Chapter 1 provides an introduction and feature overview of each processor in the Cortex-M family.
Chapter 2 introduces you to the basics of building a C project for a Cortex-M processor.
Chapter 3 provides an architectural description of the Cortex-M3 and its differences to the other Cortex-M processors.
Chapter 4 introduces the CMSIS programming standard for Cortex-M processors.
Chapter 5 extends Chapter 3 by introducing the more advanced features of the Cortex-M architecture.
Chapter 6 introduces the use of an RTOS on a Cortex-M processor.
Chapter 7 looks at the math and DSP support available on the Cortex-M4 and how to design real-time DSP applications.
Chapter 8 provides a description of the CoreSight debug system and its real-time features.

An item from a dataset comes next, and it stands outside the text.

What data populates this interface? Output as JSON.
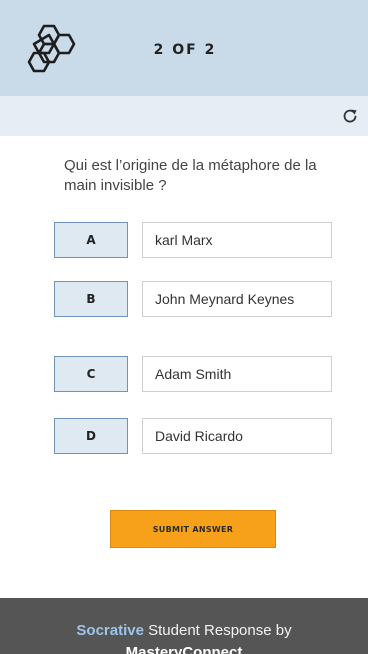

The Definitive Guide to ARM Cortex -M3 and Cortex-M4 Processors – Third Edition
By: Joseph Yiu, Published 2014, 1015 pages, ISBNe13: 978-0-12-408082-9
I have not read this book, but looks like a load of goodness from browsing through. 1015 pages are pretty intimidating for me to read it first, I am starting with smaller, more direct and highly summarized ones.
Making Embedded Systems: Design patterns for Great Software
By Elicia White, published 2011, 314 pages
Currently reading… its bigger and more about design patterns than tools 🙁 . I am a tools kinda guy. will update soon.